Morinozuka Takashi, holding my arm, seeing the horrible tears all over my face. My hair settled back into place and everything went with it, my feet anchoring to the ground, but still, for some reason, the tears just kept coming as I stared at him.

And when some other boy might have looked uncomfortable, or ran, or laughed, Takashi-kun…well…he just looked at me for the longest time as I stood there, and after what seemed a thousand years he let go of my elbow and bent down, and handed me my text book, a simple chemistry one. I tracked the movement the whole time, eyes following him as he moved like clockwork, pushing the book gently back into my dazed hands.

I was mesmerized. Never before had I felt this way; like my whole body was completely numb with electricity, like every time he moved a spark of pent up energy hit the air and crackled and fizzed. And he just stood there beside me, still half holding the book before letting it go, allowing the weight to settle into my fingers. He looked me right in the eyes, and it was so strange.

As if he was seeing all the way down, and understood like the others didn't. That I was trying, at that moment in time, very hard just to get by.

"You'll be alright."

His voice hung in the air as he smiled, although it barely counts, just the slightest twitch of his stoic muscles as he backed up and then turned, walking down the hall, the interaction completely over, hands shoved in his pockets, already forgetting what I'd hold and carry with me for the rest of my life.

The bells chimed in the clock tower and I felt the air leave my body with a shudder, tears still coursing in a steady stream down my cheeks. I could still hear his words.

"You'll be alright." His eyes as he'd stared at me.

And maybe, maybe Takashi-kun, you were just being kind, but I, still, to this day, think that you understood just a little Takashi-kun.

And all the times after that as well, all those times that meant so much to me, but you probably don't remember.

After all, I'm just a girl, and I've always had this problem, this problem that makes you think I must hate you or something.

But, this problem has also made me realize that I have to conquer it. Before graduation, Takashi-kun I will tell you what I've been desperately trying to tell you for almost my entire life.
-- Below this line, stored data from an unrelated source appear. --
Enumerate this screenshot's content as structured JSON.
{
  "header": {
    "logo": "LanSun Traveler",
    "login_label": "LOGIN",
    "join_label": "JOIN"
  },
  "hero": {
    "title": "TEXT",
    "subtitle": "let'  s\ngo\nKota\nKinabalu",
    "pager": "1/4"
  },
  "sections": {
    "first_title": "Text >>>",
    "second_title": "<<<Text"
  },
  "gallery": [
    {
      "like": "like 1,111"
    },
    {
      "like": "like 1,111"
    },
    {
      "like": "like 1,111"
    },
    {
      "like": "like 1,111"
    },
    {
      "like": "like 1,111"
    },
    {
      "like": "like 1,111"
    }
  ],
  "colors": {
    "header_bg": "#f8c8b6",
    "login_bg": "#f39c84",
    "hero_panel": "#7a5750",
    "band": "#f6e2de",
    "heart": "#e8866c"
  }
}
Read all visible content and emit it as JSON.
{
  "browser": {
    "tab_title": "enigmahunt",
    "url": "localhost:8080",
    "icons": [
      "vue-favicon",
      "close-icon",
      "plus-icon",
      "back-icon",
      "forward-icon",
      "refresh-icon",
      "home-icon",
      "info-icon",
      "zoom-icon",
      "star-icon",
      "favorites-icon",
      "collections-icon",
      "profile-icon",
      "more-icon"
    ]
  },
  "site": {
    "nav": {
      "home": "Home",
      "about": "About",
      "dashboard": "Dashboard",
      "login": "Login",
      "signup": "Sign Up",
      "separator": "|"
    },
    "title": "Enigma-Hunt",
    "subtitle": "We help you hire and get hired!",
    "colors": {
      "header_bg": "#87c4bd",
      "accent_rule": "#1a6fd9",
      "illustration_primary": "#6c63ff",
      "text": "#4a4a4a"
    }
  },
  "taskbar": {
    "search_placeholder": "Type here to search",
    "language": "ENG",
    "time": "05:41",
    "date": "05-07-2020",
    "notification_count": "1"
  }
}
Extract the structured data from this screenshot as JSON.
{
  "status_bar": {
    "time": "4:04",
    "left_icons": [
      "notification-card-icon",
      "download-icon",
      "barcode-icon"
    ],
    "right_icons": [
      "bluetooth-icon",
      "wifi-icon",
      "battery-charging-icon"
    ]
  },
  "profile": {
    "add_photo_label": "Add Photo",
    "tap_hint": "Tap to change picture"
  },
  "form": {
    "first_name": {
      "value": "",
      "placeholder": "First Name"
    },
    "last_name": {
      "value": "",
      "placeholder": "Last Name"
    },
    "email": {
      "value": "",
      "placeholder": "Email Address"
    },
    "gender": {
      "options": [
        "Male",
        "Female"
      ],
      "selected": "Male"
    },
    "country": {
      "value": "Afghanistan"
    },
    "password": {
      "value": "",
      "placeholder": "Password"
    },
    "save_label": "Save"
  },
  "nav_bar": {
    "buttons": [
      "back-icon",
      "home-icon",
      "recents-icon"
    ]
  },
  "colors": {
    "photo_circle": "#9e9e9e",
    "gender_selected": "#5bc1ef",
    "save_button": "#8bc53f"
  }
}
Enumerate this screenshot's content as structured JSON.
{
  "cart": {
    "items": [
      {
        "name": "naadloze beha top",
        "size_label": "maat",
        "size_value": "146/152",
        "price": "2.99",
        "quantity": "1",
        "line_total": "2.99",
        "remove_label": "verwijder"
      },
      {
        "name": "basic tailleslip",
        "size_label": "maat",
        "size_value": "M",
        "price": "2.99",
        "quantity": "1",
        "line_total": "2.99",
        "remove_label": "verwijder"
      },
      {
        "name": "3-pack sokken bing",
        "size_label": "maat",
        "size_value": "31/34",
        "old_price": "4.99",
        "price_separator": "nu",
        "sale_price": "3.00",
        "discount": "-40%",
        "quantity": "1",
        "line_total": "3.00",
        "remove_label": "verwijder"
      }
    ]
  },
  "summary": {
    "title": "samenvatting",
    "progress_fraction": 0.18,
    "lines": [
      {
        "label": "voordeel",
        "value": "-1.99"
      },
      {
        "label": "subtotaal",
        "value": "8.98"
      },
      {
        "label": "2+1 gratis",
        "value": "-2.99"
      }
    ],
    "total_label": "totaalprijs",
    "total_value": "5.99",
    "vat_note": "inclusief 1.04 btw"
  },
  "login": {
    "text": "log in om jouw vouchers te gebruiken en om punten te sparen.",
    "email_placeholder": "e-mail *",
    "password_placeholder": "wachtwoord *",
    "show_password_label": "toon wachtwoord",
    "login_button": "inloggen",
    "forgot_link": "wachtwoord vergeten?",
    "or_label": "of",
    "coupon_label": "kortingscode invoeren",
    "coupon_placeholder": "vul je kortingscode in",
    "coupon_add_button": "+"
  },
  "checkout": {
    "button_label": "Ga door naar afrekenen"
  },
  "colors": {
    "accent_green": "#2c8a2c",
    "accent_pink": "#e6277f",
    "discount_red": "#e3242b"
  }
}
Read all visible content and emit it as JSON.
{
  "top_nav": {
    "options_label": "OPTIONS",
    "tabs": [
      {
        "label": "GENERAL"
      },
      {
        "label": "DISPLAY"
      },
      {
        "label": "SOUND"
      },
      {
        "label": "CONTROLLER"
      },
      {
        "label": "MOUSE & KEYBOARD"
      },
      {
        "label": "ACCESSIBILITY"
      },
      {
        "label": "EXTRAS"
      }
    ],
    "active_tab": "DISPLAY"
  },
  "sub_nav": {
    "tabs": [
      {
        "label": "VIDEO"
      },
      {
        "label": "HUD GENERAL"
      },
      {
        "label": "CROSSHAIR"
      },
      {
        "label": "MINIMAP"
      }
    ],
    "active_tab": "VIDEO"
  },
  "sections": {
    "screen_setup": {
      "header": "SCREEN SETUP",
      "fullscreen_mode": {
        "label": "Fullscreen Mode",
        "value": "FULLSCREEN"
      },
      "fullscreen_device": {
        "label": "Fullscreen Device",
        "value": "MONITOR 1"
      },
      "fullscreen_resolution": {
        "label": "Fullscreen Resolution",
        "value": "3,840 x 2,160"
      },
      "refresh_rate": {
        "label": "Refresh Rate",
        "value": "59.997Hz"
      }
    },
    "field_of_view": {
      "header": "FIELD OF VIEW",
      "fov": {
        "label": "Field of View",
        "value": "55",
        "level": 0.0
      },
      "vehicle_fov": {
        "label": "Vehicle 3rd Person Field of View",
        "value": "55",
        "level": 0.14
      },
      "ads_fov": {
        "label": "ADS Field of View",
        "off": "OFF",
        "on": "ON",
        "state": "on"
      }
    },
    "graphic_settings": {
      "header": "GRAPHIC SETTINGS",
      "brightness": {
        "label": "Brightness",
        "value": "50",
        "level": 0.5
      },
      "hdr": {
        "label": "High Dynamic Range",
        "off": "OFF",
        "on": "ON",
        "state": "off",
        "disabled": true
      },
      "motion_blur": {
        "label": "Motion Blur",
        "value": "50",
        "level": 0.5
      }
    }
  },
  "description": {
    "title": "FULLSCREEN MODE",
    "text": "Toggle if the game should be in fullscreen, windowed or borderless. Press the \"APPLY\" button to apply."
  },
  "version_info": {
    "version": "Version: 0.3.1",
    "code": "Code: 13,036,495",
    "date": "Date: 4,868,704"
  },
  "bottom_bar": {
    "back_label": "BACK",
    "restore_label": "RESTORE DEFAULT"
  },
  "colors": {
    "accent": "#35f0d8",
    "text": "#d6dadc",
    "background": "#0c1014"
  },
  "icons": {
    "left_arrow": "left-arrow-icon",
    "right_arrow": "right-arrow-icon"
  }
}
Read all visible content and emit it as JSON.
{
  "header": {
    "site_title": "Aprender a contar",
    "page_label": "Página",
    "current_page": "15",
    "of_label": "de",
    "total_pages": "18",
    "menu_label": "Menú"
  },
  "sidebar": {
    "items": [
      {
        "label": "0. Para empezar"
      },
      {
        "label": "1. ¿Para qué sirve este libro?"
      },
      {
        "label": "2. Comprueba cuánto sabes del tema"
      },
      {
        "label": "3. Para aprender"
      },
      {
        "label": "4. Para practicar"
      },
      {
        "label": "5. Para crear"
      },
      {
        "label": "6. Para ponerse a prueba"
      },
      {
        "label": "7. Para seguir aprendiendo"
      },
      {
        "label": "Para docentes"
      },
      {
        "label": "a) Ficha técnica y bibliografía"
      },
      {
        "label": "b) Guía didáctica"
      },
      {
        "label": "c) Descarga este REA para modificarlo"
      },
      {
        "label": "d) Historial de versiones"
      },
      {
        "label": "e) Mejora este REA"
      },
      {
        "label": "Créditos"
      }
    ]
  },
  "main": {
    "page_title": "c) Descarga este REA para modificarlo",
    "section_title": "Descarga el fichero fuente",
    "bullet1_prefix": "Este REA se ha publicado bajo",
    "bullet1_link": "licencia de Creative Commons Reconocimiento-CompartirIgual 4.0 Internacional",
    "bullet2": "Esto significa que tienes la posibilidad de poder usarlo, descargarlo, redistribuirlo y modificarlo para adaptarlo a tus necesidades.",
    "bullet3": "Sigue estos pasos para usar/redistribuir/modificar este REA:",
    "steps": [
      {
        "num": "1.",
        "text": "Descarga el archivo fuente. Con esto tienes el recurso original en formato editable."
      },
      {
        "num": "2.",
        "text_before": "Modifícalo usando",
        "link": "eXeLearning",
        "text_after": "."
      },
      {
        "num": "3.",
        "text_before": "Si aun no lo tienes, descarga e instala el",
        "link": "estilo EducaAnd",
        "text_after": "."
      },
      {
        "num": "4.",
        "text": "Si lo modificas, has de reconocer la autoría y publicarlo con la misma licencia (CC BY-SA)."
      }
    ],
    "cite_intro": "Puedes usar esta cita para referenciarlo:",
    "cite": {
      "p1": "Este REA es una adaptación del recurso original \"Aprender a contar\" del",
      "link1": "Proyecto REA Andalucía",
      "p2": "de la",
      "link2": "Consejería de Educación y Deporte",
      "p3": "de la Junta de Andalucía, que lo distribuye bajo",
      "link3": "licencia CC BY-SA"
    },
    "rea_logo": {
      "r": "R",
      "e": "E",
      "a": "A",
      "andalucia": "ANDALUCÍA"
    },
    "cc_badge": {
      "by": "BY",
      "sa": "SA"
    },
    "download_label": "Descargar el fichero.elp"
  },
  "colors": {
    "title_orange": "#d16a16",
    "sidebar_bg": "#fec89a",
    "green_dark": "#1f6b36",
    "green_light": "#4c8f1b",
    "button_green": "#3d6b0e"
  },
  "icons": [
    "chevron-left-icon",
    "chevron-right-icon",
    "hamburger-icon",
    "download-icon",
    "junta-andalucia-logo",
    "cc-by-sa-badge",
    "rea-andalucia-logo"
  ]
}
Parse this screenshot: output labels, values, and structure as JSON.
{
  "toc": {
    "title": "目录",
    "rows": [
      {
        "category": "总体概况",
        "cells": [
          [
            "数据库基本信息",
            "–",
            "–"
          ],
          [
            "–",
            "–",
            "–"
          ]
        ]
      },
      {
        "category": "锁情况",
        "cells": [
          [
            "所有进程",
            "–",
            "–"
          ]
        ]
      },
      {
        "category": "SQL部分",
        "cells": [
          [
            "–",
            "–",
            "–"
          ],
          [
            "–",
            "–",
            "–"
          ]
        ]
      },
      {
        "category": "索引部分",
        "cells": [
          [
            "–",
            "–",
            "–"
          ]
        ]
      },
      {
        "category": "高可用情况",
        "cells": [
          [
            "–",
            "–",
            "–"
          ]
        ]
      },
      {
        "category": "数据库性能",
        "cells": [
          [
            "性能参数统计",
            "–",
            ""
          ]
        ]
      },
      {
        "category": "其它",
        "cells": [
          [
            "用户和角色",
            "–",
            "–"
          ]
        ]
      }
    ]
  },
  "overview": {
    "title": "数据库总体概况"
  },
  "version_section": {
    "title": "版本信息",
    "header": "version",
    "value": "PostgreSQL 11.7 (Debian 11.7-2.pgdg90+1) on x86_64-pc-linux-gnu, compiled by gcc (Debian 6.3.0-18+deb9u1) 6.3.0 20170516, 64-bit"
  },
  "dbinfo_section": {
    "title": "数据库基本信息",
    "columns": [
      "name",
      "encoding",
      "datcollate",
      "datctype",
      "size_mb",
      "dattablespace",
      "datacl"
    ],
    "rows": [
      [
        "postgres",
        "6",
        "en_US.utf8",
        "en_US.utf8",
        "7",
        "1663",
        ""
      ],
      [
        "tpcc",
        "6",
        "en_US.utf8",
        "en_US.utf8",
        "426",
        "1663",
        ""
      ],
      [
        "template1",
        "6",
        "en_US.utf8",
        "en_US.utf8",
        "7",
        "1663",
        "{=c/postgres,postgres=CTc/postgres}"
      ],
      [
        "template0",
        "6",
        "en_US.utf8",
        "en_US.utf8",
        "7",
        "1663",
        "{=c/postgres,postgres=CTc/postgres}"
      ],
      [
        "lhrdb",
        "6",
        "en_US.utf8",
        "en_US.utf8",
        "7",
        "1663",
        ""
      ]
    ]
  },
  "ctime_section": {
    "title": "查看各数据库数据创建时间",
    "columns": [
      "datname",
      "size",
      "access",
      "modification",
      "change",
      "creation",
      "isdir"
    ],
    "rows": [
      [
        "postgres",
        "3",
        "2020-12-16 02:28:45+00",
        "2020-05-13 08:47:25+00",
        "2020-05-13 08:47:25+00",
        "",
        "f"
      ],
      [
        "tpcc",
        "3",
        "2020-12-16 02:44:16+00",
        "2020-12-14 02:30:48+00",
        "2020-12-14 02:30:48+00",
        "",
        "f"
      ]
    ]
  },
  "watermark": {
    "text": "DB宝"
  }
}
Ever since that day in middle school when you so kindly helped me, when you said those words to me that made me so happy…so glad, so hopeful.

Takashi-kun, this is a big problem, and you don't understand it, but I'm going to try because I may never see you again, and if that happened I won't be able to live with myself!

So Takashi-kun, be ready, because I'm about to ask for help, because there's no other way I can solve my problem and say what my heart wants!

This problem means I might fail miserably, but it also means I might succeed if I can get some help from this place, this place where you spend your time and talk to other girls so freely (if you actually talk. I wouldn't know, I'm afraid). This problem is full of uncertainty, but I'm going to make you understand.

I've wished upon ten thousand stars…even made a thousand paper cranes for this to work.

But for now, all I know is this:

This problem that has landed me in front of an unfamiliar host club, peering in through the door, completely and utterly terrified.

My name is Hoshiko Yuzumari, Ouran academy senior.

And whenever I see Takashi Morinozuka, I inexplicably and without failure, burst into hysterical crying.